Austin Top News – May 12, 2020

pennybacker bridge

Photo by Roschetzky Photography

 

The Austin Chamber of Commerce has a few more suggestions for local leaders and the Opening Central Texas for Business Task Force. The new chamber’s CEO Laura Huffman says they found some businesses are getting behind the idea of optional contact tracing. 

“That might be going into a restaurant and signing in as a customer and then signing back out so that the restaurants are aware of who’s been in and out. Some businesses are offering to do that,” Huffman says.

She is also recommending there be a vast improvement to worker access to the internet and childcare, noting these two problems spread across all industries.

The Texas Restaurant Association is calling out Mayor Steve Adler over his call for businesses to track customers. President and CEO Emily Williams Knight tells KXAN it’s an unfair burden to load onto the backs of small business owners.

“For a place like Austin, which is all about keeping Austin weird, supporting local independence; It just feels very different than what we’ve experienced before. I felt as an association we had to step forward and just say it’s simply not right,” Knight says.

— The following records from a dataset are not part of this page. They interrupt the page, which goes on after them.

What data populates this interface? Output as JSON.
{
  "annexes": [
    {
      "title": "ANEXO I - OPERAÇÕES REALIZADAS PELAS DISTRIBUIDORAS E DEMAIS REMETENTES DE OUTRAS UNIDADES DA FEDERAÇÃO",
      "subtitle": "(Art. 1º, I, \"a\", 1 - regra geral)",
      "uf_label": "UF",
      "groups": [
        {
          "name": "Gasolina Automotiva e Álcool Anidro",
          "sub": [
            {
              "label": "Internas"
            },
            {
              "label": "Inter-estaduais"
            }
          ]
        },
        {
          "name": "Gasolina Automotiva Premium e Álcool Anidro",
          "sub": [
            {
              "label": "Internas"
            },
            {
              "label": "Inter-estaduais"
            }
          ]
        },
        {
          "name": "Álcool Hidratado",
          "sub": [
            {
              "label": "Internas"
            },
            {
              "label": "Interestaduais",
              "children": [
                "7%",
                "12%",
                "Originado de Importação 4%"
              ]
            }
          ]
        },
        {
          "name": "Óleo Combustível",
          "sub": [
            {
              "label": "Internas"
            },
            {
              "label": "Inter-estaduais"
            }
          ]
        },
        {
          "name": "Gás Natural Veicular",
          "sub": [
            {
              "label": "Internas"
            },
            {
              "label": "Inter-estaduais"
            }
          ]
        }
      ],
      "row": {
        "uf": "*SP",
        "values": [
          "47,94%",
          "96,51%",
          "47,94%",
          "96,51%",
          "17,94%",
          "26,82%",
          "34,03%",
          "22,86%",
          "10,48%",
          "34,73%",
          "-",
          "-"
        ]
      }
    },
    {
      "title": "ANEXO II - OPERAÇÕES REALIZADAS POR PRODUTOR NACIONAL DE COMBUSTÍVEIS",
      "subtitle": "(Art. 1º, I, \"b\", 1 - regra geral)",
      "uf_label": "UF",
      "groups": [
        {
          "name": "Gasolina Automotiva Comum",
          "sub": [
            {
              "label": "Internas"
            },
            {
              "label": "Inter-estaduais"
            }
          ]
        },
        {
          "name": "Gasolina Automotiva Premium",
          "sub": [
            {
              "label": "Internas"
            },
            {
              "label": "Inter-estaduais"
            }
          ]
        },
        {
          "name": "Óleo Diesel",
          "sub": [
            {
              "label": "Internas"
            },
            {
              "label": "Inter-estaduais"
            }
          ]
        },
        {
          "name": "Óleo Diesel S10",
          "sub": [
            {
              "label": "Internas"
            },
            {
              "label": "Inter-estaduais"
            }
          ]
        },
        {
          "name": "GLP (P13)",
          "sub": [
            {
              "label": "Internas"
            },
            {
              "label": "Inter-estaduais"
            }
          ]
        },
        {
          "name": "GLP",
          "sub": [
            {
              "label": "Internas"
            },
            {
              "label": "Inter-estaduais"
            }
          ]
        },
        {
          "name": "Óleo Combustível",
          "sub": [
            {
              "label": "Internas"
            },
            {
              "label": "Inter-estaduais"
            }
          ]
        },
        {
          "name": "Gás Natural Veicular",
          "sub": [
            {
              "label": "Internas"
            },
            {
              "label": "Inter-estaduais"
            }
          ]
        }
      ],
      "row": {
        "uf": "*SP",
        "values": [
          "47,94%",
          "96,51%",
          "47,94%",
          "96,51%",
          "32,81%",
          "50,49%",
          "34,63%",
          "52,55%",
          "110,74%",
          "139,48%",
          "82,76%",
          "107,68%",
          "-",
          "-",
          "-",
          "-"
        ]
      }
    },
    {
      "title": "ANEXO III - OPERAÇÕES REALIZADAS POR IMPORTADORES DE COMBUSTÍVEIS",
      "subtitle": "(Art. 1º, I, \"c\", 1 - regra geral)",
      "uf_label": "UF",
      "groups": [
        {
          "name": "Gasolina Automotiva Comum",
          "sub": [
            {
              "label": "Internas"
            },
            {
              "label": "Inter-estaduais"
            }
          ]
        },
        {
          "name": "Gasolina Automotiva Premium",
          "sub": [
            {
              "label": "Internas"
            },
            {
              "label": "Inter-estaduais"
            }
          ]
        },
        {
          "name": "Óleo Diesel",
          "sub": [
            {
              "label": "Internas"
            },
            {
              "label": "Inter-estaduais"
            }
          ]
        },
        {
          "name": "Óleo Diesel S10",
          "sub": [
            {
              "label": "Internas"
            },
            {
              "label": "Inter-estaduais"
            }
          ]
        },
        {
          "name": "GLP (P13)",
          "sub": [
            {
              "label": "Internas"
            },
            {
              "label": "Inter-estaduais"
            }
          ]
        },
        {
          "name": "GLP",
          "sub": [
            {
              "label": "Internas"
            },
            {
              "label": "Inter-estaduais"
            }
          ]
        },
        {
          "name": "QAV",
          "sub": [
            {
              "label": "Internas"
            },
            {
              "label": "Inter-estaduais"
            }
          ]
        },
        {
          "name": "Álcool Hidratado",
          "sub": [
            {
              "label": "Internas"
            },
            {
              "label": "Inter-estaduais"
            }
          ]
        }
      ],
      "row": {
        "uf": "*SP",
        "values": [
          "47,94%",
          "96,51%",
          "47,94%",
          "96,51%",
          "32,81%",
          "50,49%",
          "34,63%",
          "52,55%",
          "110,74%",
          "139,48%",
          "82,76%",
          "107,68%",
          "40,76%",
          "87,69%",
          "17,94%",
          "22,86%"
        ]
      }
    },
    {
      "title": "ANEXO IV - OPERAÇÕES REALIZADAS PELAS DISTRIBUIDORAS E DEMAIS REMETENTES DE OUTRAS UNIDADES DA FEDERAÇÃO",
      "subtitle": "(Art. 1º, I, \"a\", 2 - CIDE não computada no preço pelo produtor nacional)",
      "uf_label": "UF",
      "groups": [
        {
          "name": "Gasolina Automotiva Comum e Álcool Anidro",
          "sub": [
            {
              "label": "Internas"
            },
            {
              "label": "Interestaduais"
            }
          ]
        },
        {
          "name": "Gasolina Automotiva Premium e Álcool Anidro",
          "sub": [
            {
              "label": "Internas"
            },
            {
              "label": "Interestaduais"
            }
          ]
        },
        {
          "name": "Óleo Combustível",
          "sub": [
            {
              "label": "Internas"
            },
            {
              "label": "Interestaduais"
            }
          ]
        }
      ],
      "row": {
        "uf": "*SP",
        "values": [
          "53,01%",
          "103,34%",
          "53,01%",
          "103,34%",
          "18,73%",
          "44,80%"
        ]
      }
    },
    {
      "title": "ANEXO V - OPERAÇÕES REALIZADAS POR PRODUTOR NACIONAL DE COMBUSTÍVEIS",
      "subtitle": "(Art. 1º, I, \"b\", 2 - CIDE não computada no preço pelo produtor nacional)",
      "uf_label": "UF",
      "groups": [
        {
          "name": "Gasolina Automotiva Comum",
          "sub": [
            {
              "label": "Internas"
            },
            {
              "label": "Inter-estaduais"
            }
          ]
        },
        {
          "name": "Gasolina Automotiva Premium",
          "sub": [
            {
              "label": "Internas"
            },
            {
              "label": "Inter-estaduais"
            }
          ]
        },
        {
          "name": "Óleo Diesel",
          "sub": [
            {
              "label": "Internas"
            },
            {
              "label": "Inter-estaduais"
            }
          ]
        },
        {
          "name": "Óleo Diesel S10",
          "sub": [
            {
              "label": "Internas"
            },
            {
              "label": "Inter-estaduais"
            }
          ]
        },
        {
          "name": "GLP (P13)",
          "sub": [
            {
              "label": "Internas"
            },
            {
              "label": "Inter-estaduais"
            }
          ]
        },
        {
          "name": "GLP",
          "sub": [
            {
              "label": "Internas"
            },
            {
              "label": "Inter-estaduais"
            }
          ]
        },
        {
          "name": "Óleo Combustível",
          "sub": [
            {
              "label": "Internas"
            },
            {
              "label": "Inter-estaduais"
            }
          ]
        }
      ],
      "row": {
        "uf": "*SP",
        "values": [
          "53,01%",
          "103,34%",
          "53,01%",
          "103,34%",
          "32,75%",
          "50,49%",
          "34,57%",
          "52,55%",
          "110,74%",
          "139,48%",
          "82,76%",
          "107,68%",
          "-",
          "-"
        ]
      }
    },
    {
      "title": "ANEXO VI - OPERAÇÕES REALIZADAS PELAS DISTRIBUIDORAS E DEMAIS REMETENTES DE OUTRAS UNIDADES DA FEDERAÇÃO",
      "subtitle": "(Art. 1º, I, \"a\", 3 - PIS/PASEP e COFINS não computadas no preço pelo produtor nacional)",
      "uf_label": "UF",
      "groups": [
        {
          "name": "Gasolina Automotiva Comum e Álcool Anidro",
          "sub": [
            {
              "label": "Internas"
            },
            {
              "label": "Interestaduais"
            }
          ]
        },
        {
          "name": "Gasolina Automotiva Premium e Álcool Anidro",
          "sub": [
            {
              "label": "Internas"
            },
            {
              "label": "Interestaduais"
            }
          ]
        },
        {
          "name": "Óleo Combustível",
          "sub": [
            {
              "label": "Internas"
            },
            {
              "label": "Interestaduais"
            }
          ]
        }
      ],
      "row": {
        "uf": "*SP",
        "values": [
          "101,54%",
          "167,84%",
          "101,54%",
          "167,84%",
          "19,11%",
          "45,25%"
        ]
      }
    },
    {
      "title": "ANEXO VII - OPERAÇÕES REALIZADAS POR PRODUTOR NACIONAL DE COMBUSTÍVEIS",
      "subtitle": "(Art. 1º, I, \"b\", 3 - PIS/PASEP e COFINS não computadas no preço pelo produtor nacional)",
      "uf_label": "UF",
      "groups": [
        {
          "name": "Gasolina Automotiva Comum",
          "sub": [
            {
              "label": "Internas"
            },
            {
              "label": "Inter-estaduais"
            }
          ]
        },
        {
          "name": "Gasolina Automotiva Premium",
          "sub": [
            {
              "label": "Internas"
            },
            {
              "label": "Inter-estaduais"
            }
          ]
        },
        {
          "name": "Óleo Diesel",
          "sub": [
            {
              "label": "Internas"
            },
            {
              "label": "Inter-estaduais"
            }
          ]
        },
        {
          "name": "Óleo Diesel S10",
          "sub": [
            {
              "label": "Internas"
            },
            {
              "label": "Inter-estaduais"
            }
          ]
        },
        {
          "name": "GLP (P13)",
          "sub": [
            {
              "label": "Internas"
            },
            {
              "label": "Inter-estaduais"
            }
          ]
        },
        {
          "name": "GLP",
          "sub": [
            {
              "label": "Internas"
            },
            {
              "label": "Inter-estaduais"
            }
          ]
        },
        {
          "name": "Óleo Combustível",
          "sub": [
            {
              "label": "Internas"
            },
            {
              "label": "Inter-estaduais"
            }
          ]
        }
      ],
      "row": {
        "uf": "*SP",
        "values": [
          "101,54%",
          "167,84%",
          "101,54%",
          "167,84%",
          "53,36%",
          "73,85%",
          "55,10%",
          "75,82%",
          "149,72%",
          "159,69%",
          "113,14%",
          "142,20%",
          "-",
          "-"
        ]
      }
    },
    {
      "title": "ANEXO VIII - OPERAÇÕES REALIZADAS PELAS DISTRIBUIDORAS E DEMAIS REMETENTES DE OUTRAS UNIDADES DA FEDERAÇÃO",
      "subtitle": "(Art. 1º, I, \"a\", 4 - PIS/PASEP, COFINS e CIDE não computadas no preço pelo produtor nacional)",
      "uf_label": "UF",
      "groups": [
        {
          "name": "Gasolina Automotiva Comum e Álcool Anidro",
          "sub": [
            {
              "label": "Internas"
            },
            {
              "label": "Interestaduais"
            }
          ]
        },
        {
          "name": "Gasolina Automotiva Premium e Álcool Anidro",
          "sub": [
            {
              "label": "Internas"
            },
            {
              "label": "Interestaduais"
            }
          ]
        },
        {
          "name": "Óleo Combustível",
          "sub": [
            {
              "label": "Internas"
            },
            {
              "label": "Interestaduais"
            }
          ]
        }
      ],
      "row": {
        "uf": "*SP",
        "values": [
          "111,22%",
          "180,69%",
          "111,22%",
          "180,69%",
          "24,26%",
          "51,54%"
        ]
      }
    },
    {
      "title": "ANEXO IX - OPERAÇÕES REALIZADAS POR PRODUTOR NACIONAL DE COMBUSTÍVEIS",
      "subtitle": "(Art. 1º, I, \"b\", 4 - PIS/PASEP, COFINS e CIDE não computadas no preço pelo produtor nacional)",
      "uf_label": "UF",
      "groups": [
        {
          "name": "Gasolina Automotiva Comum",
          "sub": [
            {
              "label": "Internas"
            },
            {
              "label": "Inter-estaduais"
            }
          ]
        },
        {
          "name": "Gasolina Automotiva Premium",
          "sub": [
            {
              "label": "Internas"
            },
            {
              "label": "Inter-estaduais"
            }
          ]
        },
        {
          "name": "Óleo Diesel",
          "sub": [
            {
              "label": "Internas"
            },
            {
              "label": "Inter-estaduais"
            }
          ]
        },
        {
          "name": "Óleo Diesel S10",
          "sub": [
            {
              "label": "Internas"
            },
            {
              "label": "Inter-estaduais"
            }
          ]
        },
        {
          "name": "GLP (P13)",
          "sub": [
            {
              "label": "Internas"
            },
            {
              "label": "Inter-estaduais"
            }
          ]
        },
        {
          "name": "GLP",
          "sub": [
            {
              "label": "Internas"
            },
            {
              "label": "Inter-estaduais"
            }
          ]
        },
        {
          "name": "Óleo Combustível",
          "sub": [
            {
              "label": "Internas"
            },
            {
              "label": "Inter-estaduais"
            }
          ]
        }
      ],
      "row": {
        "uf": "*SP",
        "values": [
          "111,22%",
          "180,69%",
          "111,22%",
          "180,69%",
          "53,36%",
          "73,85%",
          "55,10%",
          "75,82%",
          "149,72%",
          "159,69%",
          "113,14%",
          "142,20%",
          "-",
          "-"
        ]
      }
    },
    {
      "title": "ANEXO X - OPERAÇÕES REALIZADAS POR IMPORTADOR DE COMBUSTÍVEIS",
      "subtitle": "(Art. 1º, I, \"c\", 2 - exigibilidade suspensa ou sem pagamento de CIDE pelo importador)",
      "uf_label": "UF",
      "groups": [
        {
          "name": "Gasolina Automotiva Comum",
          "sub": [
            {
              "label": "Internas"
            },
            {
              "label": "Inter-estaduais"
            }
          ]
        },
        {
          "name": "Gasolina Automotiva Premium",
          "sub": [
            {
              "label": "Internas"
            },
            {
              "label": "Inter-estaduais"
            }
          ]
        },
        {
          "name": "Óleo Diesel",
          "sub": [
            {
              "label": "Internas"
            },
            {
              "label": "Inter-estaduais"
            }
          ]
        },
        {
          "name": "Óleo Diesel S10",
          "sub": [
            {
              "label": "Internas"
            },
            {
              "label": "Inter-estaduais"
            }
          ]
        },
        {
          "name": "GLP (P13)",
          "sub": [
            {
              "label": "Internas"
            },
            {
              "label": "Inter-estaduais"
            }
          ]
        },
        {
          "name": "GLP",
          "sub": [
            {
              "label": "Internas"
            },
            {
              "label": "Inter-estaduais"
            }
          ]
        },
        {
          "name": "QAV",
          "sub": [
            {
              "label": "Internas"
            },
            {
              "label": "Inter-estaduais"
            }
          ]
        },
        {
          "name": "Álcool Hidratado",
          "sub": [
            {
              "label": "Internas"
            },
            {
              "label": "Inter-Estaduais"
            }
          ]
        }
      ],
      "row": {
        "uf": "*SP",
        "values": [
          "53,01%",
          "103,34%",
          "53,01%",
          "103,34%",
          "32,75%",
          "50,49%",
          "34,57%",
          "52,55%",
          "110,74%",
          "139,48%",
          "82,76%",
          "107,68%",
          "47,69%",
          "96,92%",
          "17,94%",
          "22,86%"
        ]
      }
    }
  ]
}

There are also big privacy concerns and the restaurant association has sent a letter to the mayor denouncing his plan. 

2,717 cases of coronavirus had been found across Travis County. Austin Public Health says five more people have died, bringing that number out now up to 65. 87 people are in the hospital which is a drop from yesterday. At least 720 patients have recovered from the virus. 

The latest model shows Austin hospitals have remained very well equipped both in capacity and ventilator usage. Mayor Steve Adler says he does expect the numbers to rise in about a week when they start to reflect the impact of reopening the private sector. He says the city will determine a threshold for new hospitalizations per day. If that number is surpassed, that will likely trigger the city to take action. Although what specific action is still yet to be determined. 

The wave of closures involving longtime Austin businesses continues with the announcement that Shady Grove is locking its doors for good. The restaurant has been in operation for 28 years on Barton Springs Road. Management says that even with curbside or delivery service, the costs have become too high to continue. 

The COTA food drive that was held over the weekend at Circuit of the Americas collected more than 1.6 million meals and $200,000 for the Central Texas Food Bank. The track was opened up to the public for the first time ever and more than 20,000 people turned up.

The National Multifamily Housing Council says 80% of Americans made rent payments this month, and that isn’t far off from what we’ve seen here locally. Emily Blair, with the Austin Department Association tells KVUE it’s really anybody’s guess if that high percentage will continue into next month.

“It’s so rapidly changing,” says Blair, “it’s really impossible to foresee what would happen for June.”

The number showed landlords are working with tenants and that local state and federal aid is helping quite a few people. 

The Salvation Army in Austin is now requiring daily screenings of all staff and shelter residents before allowing anyone inside. That includes the Downtown Shelter, the Shelter for Women and Children and the new Rathgeber Center. Anyone with a temperature higher than 100.4 will be considered for placement in an alternative isolation facility. 

Austin’s airport has seen a slight increase in passengers over the past week. Spokesman Bryce Dubee tells CBS Austin as few as 500 people a day were passing through the airport in mid April, but yesterday was one of the busiest days since then. 

“We seem to have a new baseline of between 1,500-1800 passengers, at least outbound flying every day,” Dubee says.

It is a far cry from what it was a year ago, when the number was more than 2.6 million. Right now, overall passenger traffic is about 8% of that. 

On Monday, Buda will reopen City Hall and the Public Safety Building, which includes the police department. Capacity is limited. City employees will have to wear masks and socially distance. You won’t be required to wear a mask, but the city is highly recommending that you do.